My Creative Process For Writing & Illustrating Picture Books

Hi everyone! I thought I'd share my creative process behind making picture books as an author illustrator. Writing and illustrating picture books sounds easy at first, until you sit down to try and write and illustrate one! There is a lot of work and thought that goes into a book to make it feel effortless and easy to read, and I've gone through a lot of trial and error with my creative process, but I think I finally found a system that works for me. What creative process works for you? I'd love to hear about your creative process too!


Essentially I follow this structure:

1. Play! Doodle! Sketch! Explore! Let your brain run wild and free! I like to brain dump all my ideas on paper (or an ipad). Ideation should feel playful, fun and free, to explore all your thoughts and ideas. The more I draw, the more I'll discover little story gems and characters.



2. Pick your favorite ideas and characters. Then continue to draw them...a lot. How do you relate to this character? Do they have a dream or goal? What is their biggest fear? What makes them happy? What makes them sad or mad? Where do they live, what do they wear? These are all the thoughts that go through my head as I let my mind wander and make a bunch of sketches.


3. Start to define your story. Ok! By this time, I have enough drawings, sketches and ideas that I can sense a story really start to reveal itself. Still thinking big picture, I try to imagine a beginning, middle and end. I also like to come up with one word or feeling to describe the entire story (this helps me stay focused on every word I plan to write).

4. Sketch out the storyboard. Now it's time to create your book's 32 page storyboard! But just with loose sketches to make little thumbnails. I like keeping the whole storyboard on one 11x17 piece of paper, that I usually tape to the wall for reference. Sometimes I cut up the 11x17 piece of paper to move spreads around, or tape on new thumbnail sketches that work better.
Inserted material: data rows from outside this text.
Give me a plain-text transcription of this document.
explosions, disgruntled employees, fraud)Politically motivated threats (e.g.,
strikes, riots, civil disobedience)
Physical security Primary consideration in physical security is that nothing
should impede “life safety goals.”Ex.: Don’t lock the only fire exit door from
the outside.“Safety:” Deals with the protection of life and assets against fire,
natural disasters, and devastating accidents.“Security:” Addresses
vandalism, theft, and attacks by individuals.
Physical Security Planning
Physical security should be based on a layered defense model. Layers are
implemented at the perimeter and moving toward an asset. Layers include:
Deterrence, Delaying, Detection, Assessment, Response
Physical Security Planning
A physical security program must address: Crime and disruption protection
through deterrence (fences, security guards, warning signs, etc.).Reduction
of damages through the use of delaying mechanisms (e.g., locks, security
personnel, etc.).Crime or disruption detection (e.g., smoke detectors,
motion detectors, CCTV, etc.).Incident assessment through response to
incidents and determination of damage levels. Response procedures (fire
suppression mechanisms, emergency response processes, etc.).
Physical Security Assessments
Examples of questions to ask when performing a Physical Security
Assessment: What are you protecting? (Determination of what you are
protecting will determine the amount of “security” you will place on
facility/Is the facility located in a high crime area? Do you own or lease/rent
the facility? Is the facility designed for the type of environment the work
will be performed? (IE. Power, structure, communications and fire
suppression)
5. Start writing. It might be shocking for some that I'm starting to write so much later in the process! I'm an illustrator first, so I always start with drawing to bring my ideas to life. Later I start to add my words. I 'll starting writing out my story in a word doc, inspired by my illustrations that I've created this far to develop my story idea. Once I feel pretty good about my story in the word doc, I'll start to add my copy directly on my storyboard.


6. Make a dummy. Once I feel pretty good about my thumbnails and my storyboard, I'll take screenshots, scans or photos of my storyboard, and start to import all my pages into an Indesign file. I've been a designer for about 17 years, and I used to work in publishing! So I use a lot of the design skills I've learned over the years. I'll create a file in Indesign that is the exact size of the book I want to create, make 32 pages, and start to import all my sketches into the file to really see my book come to life! I'll also start to place copy on every page, including the front cover and back cover. I live in this dummy phase for quite a while, cleaning up sketches to look more clean, and fine tuning my copy and page turns.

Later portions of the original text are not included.